O maior rosto do ativismo pela ação climática urgente tem feito cara feia aos líderes mundiais. Agora atravessou o Atlântico de barco para chegar a Madrid, onde participa hoje na COP25 e na marcha estudantil pelo clima.
9 Dezembro 2019, 07h15

O nome de Greta Thunberg tem feito capas de jornais e revistas por todo o mundo, depois de em 2018 ter ocupado as escadas do parlamento sueco com um cartaz em prol do planeta, uma vez que “não existe planeta B”.

O nome provém do germânico ‘pérola’, mas Greta nasceu na Suécia, a 3 de janeiro de 2003, sendo que atualmente conta com 16 anos e com uma guerra contra as alterações climáticas e políticos às suas costas.

Quando iniciou a ofensiva para alertar consciências relativamente aos problemas ambientais, com apenas 15 anos, a jovem ativista estava longe de imaginar que o cartaz ‘Skolstejk För Klimatet’ [Greve escolar pelo clima] viria a tornar-se a razão para as greves climáticas estudantis que ocorrem às sextas-feiras um pouco por todo o mundo.

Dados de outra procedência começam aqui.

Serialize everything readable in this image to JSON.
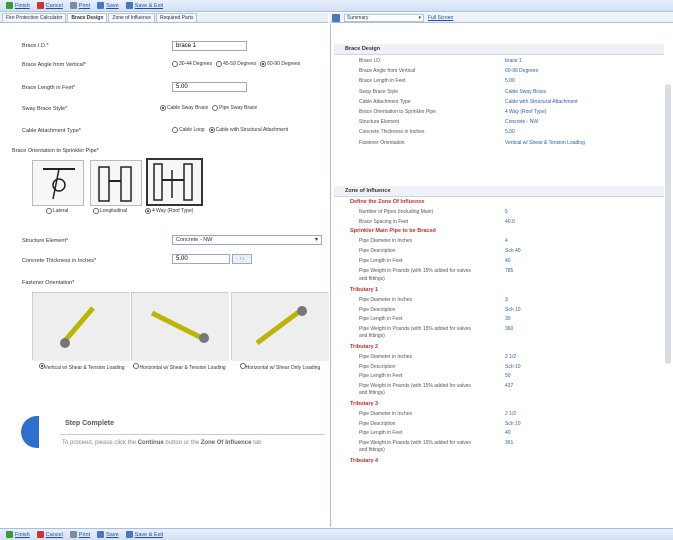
{
  "toolbar": {
    "buttons": [
      {
        "label": "Finish",
        "icon": "finish-icon"
      },
      {
        "label": "Cancel",
        "icon": "cancel-icon"
      },
      {
        "label": "Print",
        "icon": "print-icon"
      },
      {
        "label": "Save",
        "icon": "save-icon"
      },
      {
        "label": "Save & Exit",
        "icon": "save-exit-icon"
      }
    ]
  },
  "tabs": [
    {
      "label": "Fire Protection Calculator",
      "active": false
    },
    {
      "label": "Brace Design",
      "active": true
    },
    {
      "label": "Zone of Influence",
      "active": false
    },
    {
      "label": "Required Parts",
      "active": false
    }
  ],
  "summary_bar": {
    "select_value": "Summary",
    "link": "Full Screen"
  },
  "form": {
    "brace_id_label": "Brace I.D.*",
    "brace_id_value": "brace 1",
    "angle_label": "Brace Angle from Vertical*",
    "angle_options": [
      "30-44 Degrees",
      "45-59 Degrees",
      "60-90 Degrees"
    ],
    "length_label": "Brace Length in Feet*",
    "length_value": "5.00",
    "style_label": "Sway Brace Style*",
    "style_options": [
      "Cable Sway Brace",
      "Pipe Sway Brace"
    ],
    "cable_label": "Cable Attachment Type*",
    "cable_options": [
      "Cable Loop",
      "Cable with Structural Attachment"
    ],
    "orientation_label": "Brace Orientation to Sprinkler Pipe*",
    "orientation_options": [
      "Lateral",
      "Longitudinal",
      "4 Way (Roof Type)"
    ],
    "structure_label": "Structure Element*",
    "structure_value": "Concrete - NW",
    "concrete_label": "Concrete Thickness in Inches*",
    "concrete_value": "5.00",
    "fastener_label": "Fastener Orientation*",
    "fastener_options": [
      "Vertical w/ Shear & Tension Loading",
      "Horizontal w/ Shear & Tension Loading",
      "Horizontal w/ Shear Only Loading"
    ]
  },
  "step": {
    "title": "Step Complete",
    "text_prefix": "To proceed, please click the",
    "continue_word": "Continue",
    "text_middle": "button or the",
    "zone_word": "Zone Of Influence",
    "text_suffix": "tab"
  },
  "summary": {
    "brace_design_title": "Brace Design",
    "brace_rows": [
      {
        "key": "Brace I.D.",
        "val": "brace 1"
      },
      {
        "key": "Brace Angle from Vertical",
        "val": "60-90 Degrees"
      },
      {
        "key": "Brace Length in Feet",
        "val": "5.00"
      },
      {
        "key": "Sway Brace Style",
        "val": "Cable Sway Brace"
      },
      {
        "key": "Cable Attachment Type",
        "val": "Cable with Structural Attachment"
      },
      {
        "key": "Brace Orientation to Sprinkler Pipe",
        "val": "4 Way (Roof Type)"
      },
      {
        "key": "Structure Element",
        "val": "Concrete - NW"
      },
      {
        "key": "Concrete Thickness in Inches",
        "val": "5.00"
      },
      {
        "key": "Fastener Orientation",
        "val": "Vertical w/ Shear & Tension Loading"
      }
    ],
    "zone_title": "Zone of Influence",
    "define_title": "Define the Zone Of Influence",
    "define_rows": [
      {
        "key": "Number of Pipes (Including Main)",
        "val": "5"
      },
      {
        "key": "Brace Spacing in Feet",
        "val": "40.0"
      }
    ],
    "main_title": "Sprinkler Main Pipe to be Braced",
    "main_rows": [
      {
        "key": "Pipe Diameter in Inches",
        "val": "4"
      },
      {
        "key": "Pipe Description",
        "val": "Sch 40"
      },
      {
        "key": "Pipe Length in Feet",
        "val": "40"
      },
      {
        "key": "Pipe Weight in Pounds (with 15% added for valves",
        "val": "785"
      }
    ],
    "fittings_label": "and fittings)",
    "tributaries": [
      {
        "title": "Tributary 1",
        "rows": [
          {
            "key": "Pipe Diameter in Inches",
            "val": "3"
          },
          {
            "key": "Pipe Description",
            "val": "Sch 10"
          },
          {
            "key": "Pipe Length in Feet",
            "val": "30"
          },
          {
            "key": "Pipe Weight in Pounds (with 15% added for valves",
            "val": "360"
          }
        ]
      },
      {
        "title": "Tributary 2",
        "rows": [
          {
            "key": "Pipe Diameter in Inches",
            "val": "2 1/2"
          },
          {
            "key": "Pipe Description",
            "val": "Sch 10"
          },
          {
            "key": "Pipe Length in Feet",
            "val": "50"
          },
          {
            "key": "Pipe Weight in Pounds (with 15% added for valves",
            "val": "437"
          }
        ]
      },
      {
        "title": "Tributary 3",
        "rows": [
          {
            "key": "Pipe Diameter in Inches",
            "val": "2 1/2"
          },
          {
            "key": "Pipe Description",
            "val": "Sch 10"
          },
          {
            "key": "Pipe Length in Feet",
            "val": "40"
          },
          {
            "key": "Pipe Weight in Pounds (with 15% added for valves",
            "val": "361"
          }
        ]
      }
    ],
    "tributary4_title": "Tributary 4"
  }
}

Chegou a Lisboa mais tarde do que estava previsto, pelas 12h50 desta terça-feira, e fez-se silêncio enquanto o navio ‘La Vagabonde’ estava a atracar na Doca de Santo Amaro, em Alcântara, para depois a multidão presente se soltar em aplausos quando a ativista saiu da embarcação movida a painéis solares e geradores a água. A viagem que iniciou a 13 de novembro, nos Estados Unidos, ainda não terminou, mas a passagem por Lisboa, a 3 de dezembro, marcou a agenda da jovem Thunberg, depois de ter passado 21 dias em mar aberto.

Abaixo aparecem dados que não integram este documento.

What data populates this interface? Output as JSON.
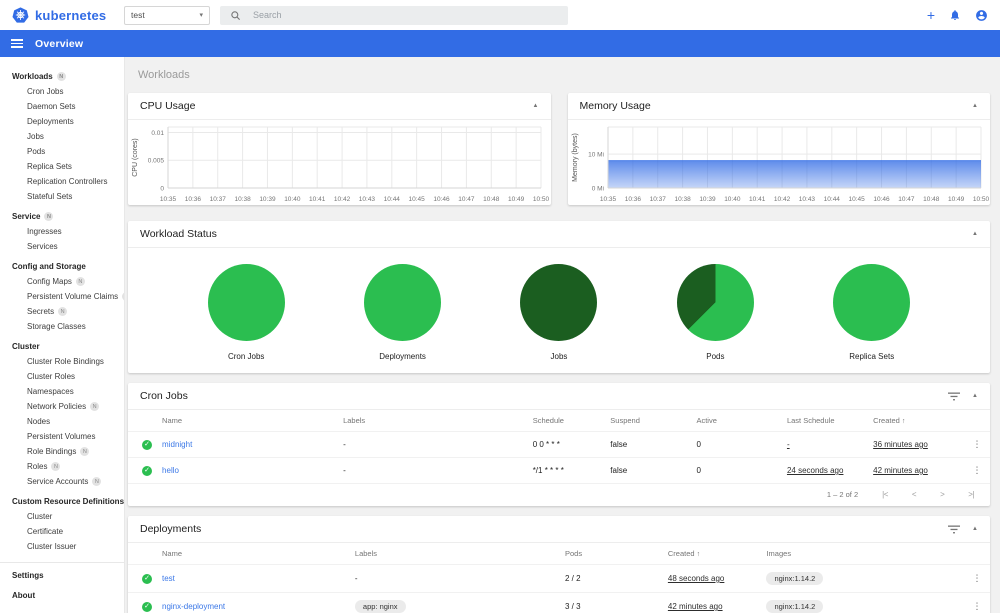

“Muito obrigada a quem nos tem ajudado e apoiado para que isto se tenha tornado possível”, declarou Greta Thunberg, acompanhada de Nikki Henderson, Riley Whitelum, Elayna Carausu e do pequeno Lenny, que completa nesta sexta-feira um ano de idade, com quem fez a travessia atlântica.

No discurso emotivo, e algo cansado, à chegada a terra firme lisboeta, a ativista de 16 anos que está a pressionar líderes mundiais assumiu estar “grata por ter realizado esta viagem e pela experiência”, além de se sentir “honrada por estar na bonita Lisboa e Portugal”. No total, foram 21 dias de viagem por ‘terreno’ marítimo bravo, tanto que a equipa demorou mais que o previsto a chegar a território português, por ter de abrandar o ritmo ao encontrar tempestades.

Apesar dos rumores terem indicado que a ativista ia ainda na terça-feira para Madrid, o mesmo não se verificou. Na conferência de imprensa, Greta Thunberg garantiu ficar mais alguns dias em Lisboa para descansar da viagem e preparar-se para a COP25, onde vai marcar presença para, mais uma vez, enfrentar os líderes mundiais e confrontá-los com propostas de resposta às alterações climáticas que se têm verificado na Terra, além de ainda participar na marcha estudantil a favor do clima, que decorre nesta sexta-feira.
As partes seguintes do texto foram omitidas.